Essas palavras pegaram Nastátia de surpresa. Ela só queria alguém que a entendesse e dissesse o que ela gostaria de ouvir. Como o homem poderia saber que ela estava escondendo algo do pai? O choque daquelas palavras fez com que o resto daquela conversa ficasse perdido e fragmentado como fios de cabelo perdidos na correnteza de um rio. Nastátia podia se lembrar apenas da nuca do homem entrando no escritório de Seutak, enquanto seu pai a levava de volta para casa.
“Então…” disse o Embaixador, sentando-se à sua mesa. “O que você quer de mim, rapaz?”
“Eu quero que você me ajude a te ajudar” respondeu o homem, sentando-se em uma cadeira. “Os desaparecimentos das ovelhas, eu vou descobrir o que está acontecendo aqui.”
“Eu até perguntaria com que autoridade… mas pouco importa. Esse problema já foi resolvido.”
“O que quer dizer?”
“Os nossos pastores compram as rações em grande quantidade para nada faltar no Inverno… Isso porque, como pode ver, as nossas estradas não são muito amigáveis para cavalos e carruagens quando neva. O problema é que os mercadores se aproveitavam disso e vendiam alguns sacos misturados com outros tipos de rações ou com rações perto da validade para atender às nossas demandas.”
“Você acha que tudo isso aconteceu por causa das rações?”
“Não acho. Eu tenho certeza.”
“Então, o que aconteceu com Ystal?”
“Ha!” Seutak pegou seu cachimbo e começou a acender o tabaco. “É uma pena, mas aquele velho já ficou senil. Desde que a mulher morreu, ele e os filhos não são mais os mesmos. Mas Ystvan é um garoto forte, ele consegue trabalhar e cuidar da irmã. A garota fez a sua cabeça, não foi? Disse que existe um homem-lobo nessa floresta?”
“Nem a Yeta, nem você, nem ninguém vai fazer a minha cabeça. Eu só quero descobrir a verdade.”
“A verdade eu já disse.” Seutak puxou o fumo, guardou-o por um instante, e soprou para o alto. “O problema foi resolvido.”

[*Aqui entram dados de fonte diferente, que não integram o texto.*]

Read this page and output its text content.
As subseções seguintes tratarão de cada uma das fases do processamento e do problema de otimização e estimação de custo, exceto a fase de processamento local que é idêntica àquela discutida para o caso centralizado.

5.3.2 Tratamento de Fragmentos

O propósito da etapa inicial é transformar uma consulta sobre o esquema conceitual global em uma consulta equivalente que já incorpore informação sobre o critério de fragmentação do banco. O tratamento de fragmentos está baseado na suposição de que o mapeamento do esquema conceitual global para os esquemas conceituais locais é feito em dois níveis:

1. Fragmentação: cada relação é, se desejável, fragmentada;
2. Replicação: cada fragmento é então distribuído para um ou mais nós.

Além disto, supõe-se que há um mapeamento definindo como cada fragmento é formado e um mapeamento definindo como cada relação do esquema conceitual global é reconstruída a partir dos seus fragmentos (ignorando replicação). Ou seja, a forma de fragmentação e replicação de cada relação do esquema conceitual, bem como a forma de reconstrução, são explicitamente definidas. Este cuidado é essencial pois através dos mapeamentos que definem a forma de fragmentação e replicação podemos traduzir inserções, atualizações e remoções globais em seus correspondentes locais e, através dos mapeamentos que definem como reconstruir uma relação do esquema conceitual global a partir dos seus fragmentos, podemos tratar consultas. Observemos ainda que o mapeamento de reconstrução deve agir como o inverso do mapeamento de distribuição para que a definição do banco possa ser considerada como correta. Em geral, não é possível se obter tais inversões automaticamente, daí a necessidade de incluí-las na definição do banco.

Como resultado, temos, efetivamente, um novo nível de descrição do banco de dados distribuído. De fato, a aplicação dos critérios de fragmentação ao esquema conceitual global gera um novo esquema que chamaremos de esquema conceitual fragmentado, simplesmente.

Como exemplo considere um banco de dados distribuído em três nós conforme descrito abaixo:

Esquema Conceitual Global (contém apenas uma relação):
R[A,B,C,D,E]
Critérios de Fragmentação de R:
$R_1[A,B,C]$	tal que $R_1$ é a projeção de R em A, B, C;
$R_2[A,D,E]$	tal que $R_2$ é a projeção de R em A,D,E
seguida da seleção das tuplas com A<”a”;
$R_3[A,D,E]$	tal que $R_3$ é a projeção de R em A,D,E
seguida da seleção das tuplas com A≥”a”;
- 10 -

“Você ainda não respondeu à minha pergunta. O que aconteceu com Ystal?”
“Foi um urso das cavernas, com certeza. Alguns hibernam cedo demais e acordam antes do fim do Inverno. Só isso.”
“Eu já ouvi tudo que precisava” disse o homem, levantando-se. “Obrigado pelo seu tempo.”
“Bom, que seja. Espero que goste de passar essa semana em Polireti. O começo da Primavera aqui é belíssimo.”
Seutak estava mentindo, isso era claro. O homem não precisava saber que ursos das cavernas hibernam até a metade da Primavera para perceber isso. Bastava a sua confiança em Ystvan, que atribuiu os ferimentos do pai a outra raça de urso, ou em Yeta, que estava convicta da existência do Licano. A partir daquelas interações com Nastátia e Seutak, o homem já deve ter começado a bolar um plano. Mas apenas aquilo não seria suficiente.
Felizmente, sua busca por mais informações não duraria um segundo sequer: saindo da prefeitura, foi recebido por um rapaz, que ouviu toda a conversa.
“Você é o homem que passou a noite no templo, não é?”
“Sou eu. E quem é você?”
“O meu nome é Romuno. Aquele—” apontou para a sala do Embaixador. “É o meu pai.”
“Você também vai me dizer que essa cidade não precisa de mim?”
“Claro que não! Muito pelo contrário, eu queria a ajuda de alguém exatamente como você… E você apareceu!”
“Isso só melhora…” sussurrou para si mesmo. “Do que precisa?”